患者:孫某 48歳 女性
初診年月日:2003年2月5日
主訴:乏力3年余、悪心一ヶ月余。
病歴:
尿路感染病歴が十余年、三年前乏力症状が出現、ハルピン市中医病院で検査、Cre386μmol/L(4.36mg/dL)、ヘモグロビン10g/dL、慢性腎不全の診断を受け、対症治療にて症状緩解、継続治療となった。一ヶ月前悪心症状出現、ハルピン医科大学付属第二病院にてCre786μmol/L(8.88mg/dL)、氏を受診。
初診時所見:
患者面色皓白で頭昏、心煩悪心、倦怠乏力、腰酸膝軟、大便秘結、口中尿素臭、舌淡、苔厚膩、脈沈滑。Cre786μmol/L(8.88mg/dL)、BUN29.4mmol/L(176.4mg/dL)。
中医弁証:脾腎両虚 湿濁瘀血内停
西医診断:慢性腎盂腎炎 慢性腎不全(尿毒症期)
治法:補脾腎、化湿濁、解毒活血
方薬:
紅参15g 白朮15g 茯苓15g 草果仁(温中燥湿散寒)15g 莵絲子20g 熟地黄20g 黄連10g 大黄7g 草果仁10g 半夏15g 桃仁15g 紅花15g 赤芍15g
14剤、水煎服用、1日1剤。
(付記:草果仁が2箇所に重複して記載されています。氏は甘草を15g使用することが多いことと、四君子湯の組成から最初の草果仁15gは甘草15gあるいは砂仁15gの誤植ではないかと思います。氏の常として、甘草は処方の後で記載されることが多いことと、過去の医案でも砂仁 草果仁が併用されることが多いので、砂仁(化湿行気和中)ではないかと思います。しかし、炙甘草の可能性も大なので、困りました)
二診
上薬を服用後、漸次有力になり、大便は毎日1回、依然として乾燥、心煩悪心、口中異味、舌淡、苔厚膩、脈沈滑。Cre679μmol/L(7.67mg/dL)、BUN29.4mmol/L(176.4mg/dL)。
方薬:
紅参15g 白朮15g 茯苓15g 草果仁15g 莵絲子20g 熟地黄20g 黄連10g 大黄7→10g 草果仁10g 半夏15g 桃仁15g 紅花15g 赤芍15g 丹参20g 枳実(破気消積、化痰除痞)15g 厚朴15g 紫蘇15g
28剤、水煎服用、1日1剤。
(付記:大黄が増量されました。涼血活血祛瘀の丹参が加味され、枳実、厚朴、大黄の組み合わせは小承気湯になります。紫蘇は氏の愛用する生薬です。おそらく止嘔目的ではないかと思います。半夏は化痰燥湿止嘔に作用し、桃仁15g 紅花15g 赤芍15g 丹参20gの群は氏の愛用する活血祛瘀剤です。
三診
上薬服用後患者の大便は通暢となり、1日1~2回、悪心無く、次第に有力、納可、舌淡紅、苔白、脈沈滑。Cre578μmol/L(6.53mg/dL)、BUN19.4mmol/L(116.4mg/dL)。
経過:
病情は好転し、上方加減治療3ヶ月、再検値Cre438μmol/L(4.95mg/dL)。症状は以前に比べ明らかに好転、なお継続服用にて治療効果を固めているところである。
ドクター康仁の印象
現代日本では、すぐに透析に導入されてもおかしくない臨床症状と検査データです。自覚症状の改善とCre値の改善が共に実現されたのですから、立派な仕事です。

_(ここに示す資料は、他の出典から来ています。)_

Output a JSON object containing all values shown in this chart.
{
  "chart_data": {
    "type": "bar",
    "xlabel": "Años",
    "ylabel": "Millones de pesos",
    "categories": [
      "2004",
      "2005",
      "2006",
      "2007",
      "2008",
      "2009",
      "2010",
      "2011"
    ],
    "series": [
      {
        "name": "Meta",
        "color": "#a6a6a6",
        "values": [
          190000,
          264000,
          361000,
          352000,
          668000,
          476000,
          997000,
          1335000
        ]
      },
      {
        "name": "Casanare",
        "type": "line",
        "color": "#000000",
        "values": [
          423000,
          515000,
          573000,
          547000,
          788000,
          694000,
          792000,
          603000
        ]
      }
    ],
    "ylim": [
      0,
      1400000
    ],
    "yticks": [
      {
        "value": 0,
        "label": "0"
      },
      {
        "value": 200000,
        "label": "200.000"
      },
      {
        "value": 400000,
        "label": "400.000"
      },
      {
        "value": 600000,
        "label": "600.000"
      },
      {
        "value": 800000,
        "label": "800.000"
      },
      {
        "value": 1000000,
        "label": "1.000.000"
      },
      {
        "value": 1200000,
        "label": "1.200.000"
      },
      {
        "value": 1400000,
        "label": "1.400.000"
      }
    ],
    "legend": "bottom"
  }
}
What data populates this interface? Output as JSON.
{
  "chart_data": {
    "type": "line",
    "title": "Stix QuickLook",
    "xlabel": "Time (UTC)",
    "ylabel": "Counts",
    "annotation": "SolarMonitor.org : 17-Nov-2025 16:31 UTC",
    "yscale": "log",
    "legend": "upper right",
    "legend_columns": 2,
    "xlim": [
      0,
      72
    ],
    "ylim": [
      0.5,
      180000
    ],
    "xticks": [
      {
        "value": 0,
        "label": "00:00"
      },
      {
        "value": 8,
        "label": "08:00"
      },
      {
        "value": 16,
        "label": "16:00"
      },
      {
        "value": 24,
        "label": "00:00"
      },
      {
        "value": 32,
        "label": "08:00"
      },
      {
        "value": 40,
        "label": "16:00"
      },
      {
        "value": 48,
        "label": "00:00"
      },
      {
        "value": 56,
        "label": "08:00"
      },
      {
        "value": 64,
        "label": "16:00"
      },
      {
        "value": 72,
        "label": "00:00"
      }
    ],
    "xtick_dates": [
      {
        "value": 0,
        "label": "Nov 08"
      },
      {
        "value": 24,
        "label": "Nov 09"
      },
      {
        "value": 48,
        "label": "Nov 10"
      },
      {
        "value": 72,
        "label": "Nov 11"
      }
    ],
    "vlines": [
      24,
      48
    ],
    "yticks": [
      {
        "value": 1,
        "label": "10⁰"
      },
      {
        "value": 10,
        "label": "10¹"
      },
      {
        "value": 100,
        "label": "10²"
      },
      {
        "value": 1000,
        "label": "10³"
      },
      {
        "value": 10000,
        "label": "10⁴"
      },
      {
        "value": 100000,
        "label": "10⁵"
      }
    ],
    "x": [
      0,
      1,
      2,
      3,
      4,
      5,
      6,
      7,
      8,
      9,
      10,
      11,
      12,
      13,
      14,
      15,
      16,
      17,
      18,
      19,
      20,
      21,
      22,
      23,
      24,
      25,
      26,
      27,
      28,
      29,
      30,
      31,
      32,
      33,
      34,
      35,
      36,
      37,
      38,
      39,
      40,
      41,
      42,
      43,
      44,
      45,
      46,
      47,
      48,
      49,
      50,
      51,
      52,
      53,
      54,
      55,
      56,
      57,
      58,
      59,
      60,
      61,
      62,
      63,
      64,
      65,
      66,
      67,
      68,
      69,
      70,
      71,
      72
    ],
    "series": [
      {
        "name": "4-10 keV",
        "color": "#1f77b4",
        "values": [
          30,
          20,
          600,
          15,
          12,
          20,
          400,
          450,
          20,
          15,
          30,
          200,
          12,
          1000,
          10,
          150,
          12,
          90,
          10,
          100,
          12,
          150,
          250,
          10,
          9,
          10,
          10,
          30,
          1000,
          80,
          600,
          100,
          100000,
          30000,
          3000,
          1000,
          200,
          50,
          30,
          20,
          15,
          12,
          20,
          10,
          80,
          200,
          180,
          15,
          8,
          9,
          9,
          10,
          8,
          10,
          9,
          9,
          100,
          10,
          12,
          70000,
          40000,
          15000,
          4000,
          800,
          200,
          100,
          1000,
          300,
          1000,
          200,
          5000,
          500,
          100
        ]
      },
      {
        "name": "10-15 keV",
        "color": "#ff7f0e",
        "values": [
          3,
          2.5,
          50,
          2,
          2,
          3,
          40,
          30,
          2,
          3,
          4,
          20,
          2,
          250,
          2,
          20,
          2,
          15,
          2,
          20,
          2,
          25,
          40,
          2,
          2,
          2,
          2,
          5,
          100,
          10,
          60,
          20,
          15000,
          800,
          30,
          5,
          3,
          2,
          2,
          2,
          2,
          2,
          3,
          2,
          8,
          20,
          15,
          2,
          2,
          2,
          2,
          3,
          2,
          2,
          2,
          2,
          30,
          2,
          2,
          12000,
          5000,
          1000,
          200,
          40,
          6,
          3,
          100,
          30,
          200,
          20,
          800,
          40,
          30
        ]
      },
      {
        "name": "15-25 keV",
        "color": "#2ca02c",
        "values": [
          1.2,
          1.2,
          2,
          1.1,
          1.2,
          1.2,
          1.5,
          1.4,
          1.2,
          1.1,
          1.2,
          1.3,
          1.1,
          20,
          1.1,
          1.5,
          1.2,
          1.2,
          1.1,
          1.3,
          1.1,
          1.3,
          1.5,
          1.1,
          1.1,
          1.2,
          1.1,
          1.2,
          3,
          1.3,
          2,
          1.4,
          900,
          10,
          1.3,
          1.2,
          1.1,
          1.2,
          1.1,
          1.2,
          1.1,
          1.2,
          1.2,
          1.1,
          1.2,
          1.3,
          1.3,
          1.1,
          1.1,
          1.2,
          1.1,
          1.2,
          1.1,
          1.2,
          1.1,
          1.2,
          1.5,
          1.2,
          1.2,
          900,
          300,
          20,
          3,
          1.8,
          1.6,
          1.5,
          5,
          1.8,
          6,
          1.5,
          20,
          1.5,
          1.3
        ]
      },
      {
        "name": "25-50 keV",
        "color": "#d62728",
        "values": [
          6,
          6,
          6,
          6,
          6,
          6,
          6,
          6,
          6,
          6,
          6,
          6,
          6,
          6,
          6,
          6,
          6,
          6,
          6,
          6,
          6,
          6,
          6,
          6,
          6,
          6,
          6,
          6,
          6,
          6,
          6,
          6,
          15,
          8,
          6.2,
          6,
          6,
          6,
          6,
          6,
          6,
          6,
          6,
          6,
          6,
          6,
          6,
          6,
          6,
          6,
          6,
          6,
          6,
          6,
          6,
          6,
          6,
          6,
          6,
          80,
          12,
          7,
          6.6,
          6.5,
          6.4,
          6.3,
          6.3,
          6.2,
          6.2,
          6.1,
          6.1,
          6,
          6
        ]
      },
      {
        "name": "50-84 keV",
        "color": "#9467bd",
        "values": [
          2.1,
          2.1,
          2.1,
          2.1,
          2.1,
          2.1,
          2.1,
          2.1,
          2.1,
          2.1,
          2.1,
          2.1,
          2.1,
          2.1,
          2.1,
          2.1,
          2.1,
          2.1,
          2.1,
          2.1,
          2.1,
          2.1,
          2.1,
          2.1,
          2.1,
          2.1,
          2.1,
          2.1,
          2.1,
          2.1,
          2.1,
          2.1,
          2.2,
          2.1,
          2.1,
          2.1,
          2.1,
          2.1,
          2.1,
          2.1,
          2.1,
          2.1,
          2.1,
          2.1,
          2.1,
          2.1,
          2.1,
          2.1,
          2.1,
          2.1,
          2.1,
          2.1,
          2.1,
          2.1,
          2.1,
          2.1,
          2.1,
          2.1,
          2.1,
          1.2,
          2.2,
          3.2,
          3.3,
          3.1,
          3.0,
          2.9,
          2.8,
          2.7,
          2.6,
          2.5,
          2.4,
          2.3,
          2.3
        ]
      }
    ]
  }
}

ひとつ思いついたことがあるのです。草果仁 半夏 大黄 黄連は化濁瀉熱解毒と繋げて覚える方法です。莵絲子 熟地黄は補腎益精養血という具合にです。過去に紹介した医案では嘔気がある場合には何首烏を先ず処方し、嘔気が無くなってから熟地黄を加味するということが多かったような気がしますが、本案では最初に滋膩の熟地黄が配伍されています。それで可なりと氏が「踏んだ」のです。そういう臨床家の勘は理屈抜きで素晴らしいものです。丹参を後で加味したのも、最初に加味すると、あるいは悪心を悪化させるのではないかと氏が自然に会得した「勘」なのではないかと思います。私の「勘違い」かも知れません。